Synthetic chromatin for cell differentiation

  • David Barclay (FURI & SynBERC, BS) - pancreas, Jan Simper (FURI, BS) - iPSC's
  • Description: Testing the "PcTF" synthetic chromatin protein/transcription activator described in Haynes & Silver 2011 to determine its ability to alter the phenotypes of healthy cells, such as cell fate switching from alpha cells to beta cells in the pancreas to treat diabetes or the growing of programmable "organoids" from and transfection of iPS cells to enhance current measurements of pluripotency.
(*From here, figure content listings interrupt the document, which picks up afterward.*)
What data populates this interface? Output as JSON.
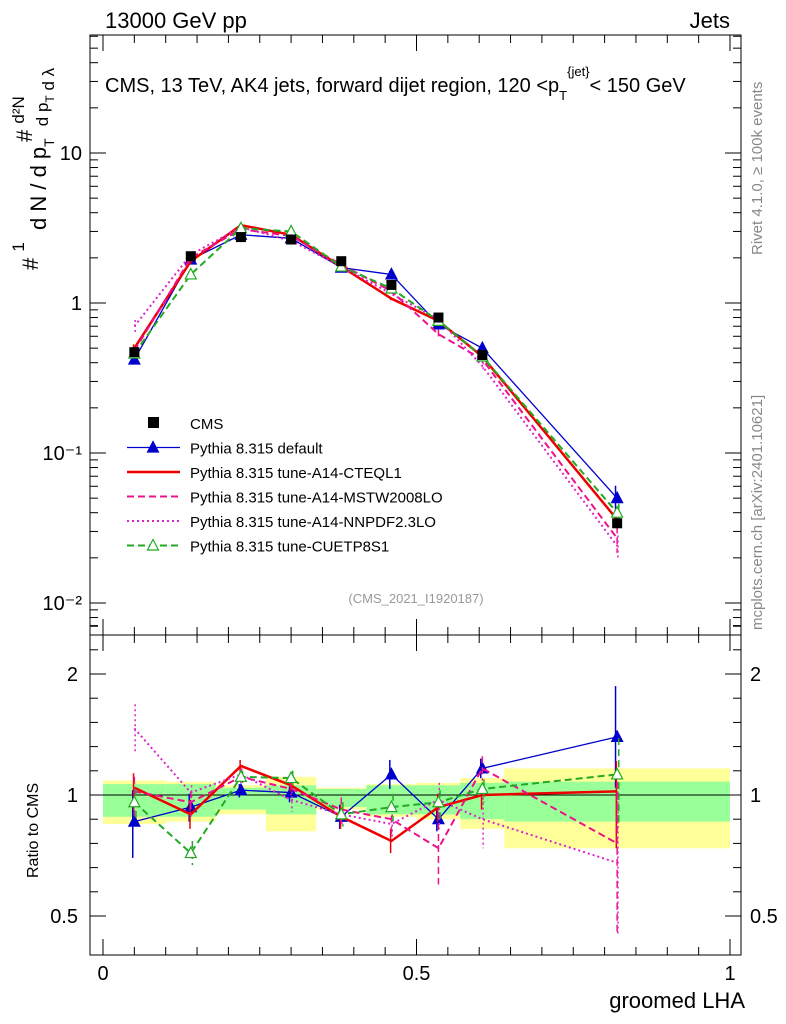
{
  "header": {
    "left": "13000 GeV pp",
    "right": "Jets",
    "side_rivet": "Rivet 4.1.0, ≥ 100k events",
    "side_mcplots": "mcplots.cern.ch [arXiv:2401.10621]"
  },
  "chart_data": {
    "type": "line",
    "title": "CMS, 13 TeV, AK4 jets, forward dijet region, 120 <p_T^{jet}< 150 GeV",
    "analysis_label": "(CMS_2021_I1920187)",
    "xlabel": "groomed LHA",
    "ylabel_main": "1/(dN/dp_T) d²N/(dp_T dλ)",
    "ylabel_ratio": "Ratio to CMS",
    "x_range": [
      0,
      1
    ],
    "y_range_main": [
      0.005,
      40
    ],
    "y_scale_main": "log",
    "y_range_ratio": [
      0.4,
      2.5
    ],
    "x_ticks": [
      "0",
      "0.5",
      "1"
    ],
    "y_ticks_main": [
      "10⁻²",
      "10⁻¹",
      "1",
      "10"
    ],
    "y_ticks_ratio": [
      "0.5",
      "1",
      "2"
    ],
    "x": [
      0.05,
      0.14,
      0.22,
      0.3,
      0.38,
      0.46,
      0.535,
      0.605,
      0.82
    ],
    "bin_edges": [
      0,
      0.1,
      0.18,
      0.26,
      0.34,
      0.42,
      0.5,
      0.57,
      0.64,
      1.0
    ],
    "data": {
      "name": "CMS",
      "values": [
        0.47,
        2.05,
        2.75,
        2.65,
        1.9,
        1.32,
        0.8,
        0.45,
        0.034
      ],
      "band_inner": [
        0.09,
        0.09,
        0.06,
        0.08,
        0.05,
        0.08,
        0.08,
        0.1,
        0.11
      ],
      "band_outer": [
        0.12,
        0.11,
        0.08,
        0.15,
        0.06,
        0.09,
        0.1,
        0.14,
        0.22
      ]
    },
    "series": [
      {
        "name": "Pythia 8.315 default",
        "color": "#0000cc",
        "style": "solid",
        "marker": "triangle-filled",
        "values": [
          0.42,
          1.95,
          2.85,
          2.7,
          1.72,
          1.55,
          0.72,
          0.5,
          0.05
        ],
        "ratio": [
          0.89,
          0.95,
          1.04,
          1.02,
          0.91,
          1.17,
          0.9,
          1.22,
          1.48
        ],
        "ratio_err": [
          0.15,
          0.06,
          0.05,
          0.05,
          0.05,
          0.12,
          0.05,
          0.08,
          0.42
        ]
      },
      {
        "name": "Pythia 8.315 tune-A14-CTEQL1",
        "color": "#ee0000",
        "style": "solid",
        "marker": "none",
        "values": [
          0.5,
          1.9,
          3.3,
          2.85,
          1.75,
          1.07,
          0.76,
          0.44,
          0.036
        ],
        "ratio": [
          1.06,
          0.92,
          1.24,
          1.08,
          0.91,
          0.81,
          0.95,
          1.0,
          1.03
        ],
        "ratio_err": [
          0.12,
          0.06,
          0.05,
          0.05,
          0.05,
          0.05,
          0.06,
          0.06,
          0.25
        ]
      },
      {
        "name": "Pythia 8.315 tune-A14-MSTW2008LO",
        "color": "#ee1188",
        "style": "dashed",
        "marker": "none",
        "values": [
          0.48,
          2.0,
          3.1,
          2.8,
          1.8,
          1.2,
          0.62,
          0.42,
          0.027
        ],
        "ratio": [
          1.03,
          0.97,
          1.15,
          1.05,
          0.94,
          0.9,
          0.78,
          1.22,
          0.8
        ],
        "ratio_err": [
          0.12,
          0.06,
          0.05,
          0.05,
          0.05,
          0.06,
          0.15,
          0.1,
          0.4
        ]
      },
      {
        "name": "Pythia 8.315 tune-A14-NNPDF2.3LO",
        "color": "#dd22cc",
        "style": "dotted",
        "marker": "none",
        "values": [
          0.7,
          2.1,
          3.2,
          2.6,
          1.75,
          1.15,
          0.78,
          0.38,
          0.024
        ],
        "ratio": [
          1.55,
          1.02,
          1.17,
          0.98,
          0.92,
          0.88,
          0.98,
          0.9,
          0.72
        ],
        "ratio_err": [
          0.2,
          0.06,
          0.05,
          0.05,
          0.05,
          0.06,
          0.12,
          0.12,
          0.35
        ]
      },
      {
        "name": "Pythia 8.315 tune-CUETP8S1",
        "color": "#22aa22",
        "style": "dashed",
        "marker": "triangle-open",
        "values": [
          0.46,
          1.55,
          3.15,
          3.0,
          1.75,
          1.25,
          0.76,
          0.44,
          0.04
        ],
        "ratio": [
          0.97,
          0.76,
          1.15,
          1.14,
          0.92,
          0.95,
          0.97,
          1.05,
          1.17
        ],
        "ratio_err": [
          0.08,
          0.05,
          0.05,
          0.06,
          0.05,
          0.06,
          0.07,
          0.08,
          0.3
        ]
      }
    ],
    "legend_position": "center-left"
  }
}
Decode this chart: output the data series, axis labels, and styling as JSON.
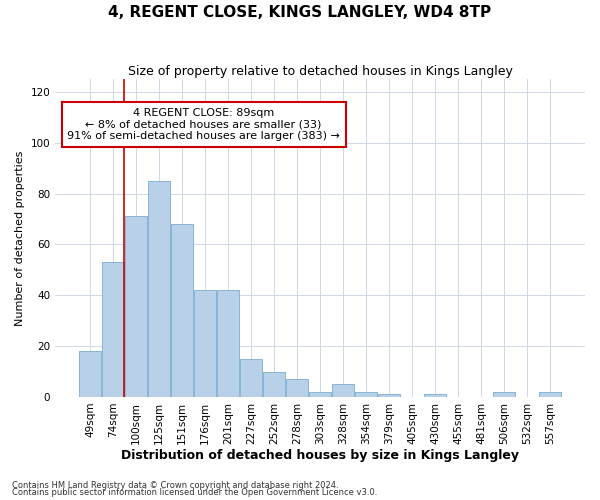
{
  "title": "4, REGENT CLOSE, KINGS LANGLEY, WD4 8TP",
  "subtitle": "Size of property relative to detached houses in Kings Langley",
  "xlabel": "Distribution of detached houses by size in Kings Langley",
  "ylabel": "Number of detached properties",
  "categories": [
    "49sqm",
    "74sqm",
    "100sqm",
    "125sqm",
    "151sqm",
    "176sqm",
    "201sqm",
    "227sqm",
    "252sqm",
    "278sqm",
    "303sqm",
    "328sqm",
    "354sqm",
    "379sqm",
    "405sqm",
    "430sqm",
    "455sqm",
    "481sqm",
    "506sqm",
    "532sqm",
    "557sqm"
  ],
  "values": [
    18,
    53,
    71,
    85,
    68,
    42,
    42,
    15,
    10,
    7,
    2,
    5,
    2,
    1,
    0,
    1,
    0,
    0,
    2,
    0,
    2
  ],
  "bar_color": "#b8d0e8",
  "bar_edge_color": "#7aadd0",
  "ylim": [
    0,
    125
  ],
  "yticks": [
    0,
    20,
    40,
    60,
    80,
    100,
    120
  ],
  "vline_color": "#cc0000",
  "annotation_text": "4 REGENT CLOSE: 89sqm\n← 8% of detached houses are smaller (33)\n91% of semi-detached houses are larger (383) →",
  "annotation_box_color": "#ffffff",
  "annotation_box_edge": "#cc0000",
  "footer1": "Contains HM Land Registry data © Crown copyright and database right 2024.",
  "footer2": "Contains public sector information licensed under the Open Government Licence v3.0.",
  "title_fontsize": 11,
  "subtitle_fontsize": 9,
  "xlabel_fontsize": 9,
  "ylabel_fontsize": 8,
  "tick_fontsize": 7.5,
  "annot_fontsize": 8,
  "footer_fontsize": 6,
  "bg_color": "#ffffff",
  "plot_bg_color": "#ffffff",
  "grid_color": "#d0d8e8"
}
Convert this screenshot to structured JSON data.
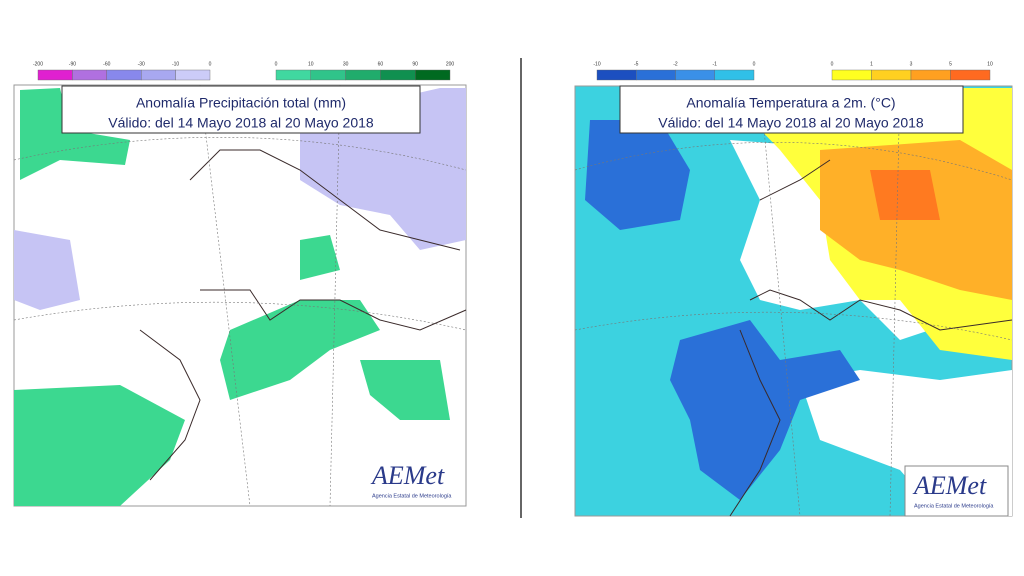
{
  "panels": [
    {
      "title": {
        "line1": "Anomalía Precipitación total (mm)",
        "line2": "Válido: del 14 Mayo 2018 al 20 Mayo 2018"
      },
      "legend_negative": {
        "labels": [
          "-200",
          "-90",
          "-60",
          "-30",
          "-10",
          "0"
        ],
        "colors": [
          "#e020d0",
          "#b070e0",
          "#8888ec",
          "#a8a8f0",
          "#ccccf8"
        ]
      },
      "legend_positive": {
        "labels": [
          "0",
          "10",
          "30",
          "60",
          "90",
          "200"
        ],
        "colors": [
          "#40d8a0",
          "#30c48a",
          "#20ac6c",
          "#109050",
          "#006a20"
        ]
      },
      "logo": {
        "name": "AEMet",
        "subtitle": "Agencia Estatal de Meteorología"
      }
    },
    {
      "title": {
        "line1": "Anomalía Temperatura a 2m. (°C)",
        "line2": "Válido: del 14 Mayo 2018 al 20 Mayo 2018"
      },
      "legend_negative": {
        "labels": [
          "-10",
          "-5",
          "-2",
          "-1",
          "0"
        ],
        "colors": [
          "#1c4fc0",
          "#2a70d8",
          "#3a90e8",
          "#30c0e8"
        ]
      },
      "legend_positive": {
        "labels": [
          "0",
          "1",
          "3",
          "5",
          "10"
        ],
        "colors": [
          "#ffff20",
          "#ffd020",
          "#ffa020",
          "#ff6a20"
        ]
      },
      "logo": {
        "name": "AEMet",
        "subtitle": "Agencia Estatal de Meteorología"
      }
    }
  ]
}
Editing synthetic genes using CRISPR

  • René Davis (Biological Design, PhD)
  • Description: Characterizing chromatin/CRISPR interactions. Re-engineering synthetic gene circuits in human cells using CRISPR.


Engineering synthetic chromatin transcription factors

  • Cameron Gardner (FURI, BS)
  • Description: Building and testing re-engineered versions of the "PcTF" synthetic chromatin protein/ transcription activator described in Haynes & Silver 2011.


Microbial communication with synthetic quorum sensing

  • René Davis (Biological Design, PhD), Ryan Muller (SOLUR, BS)
  • Description: Characterizing cross-talk between decoupled cell-cell communication systems from bacteria.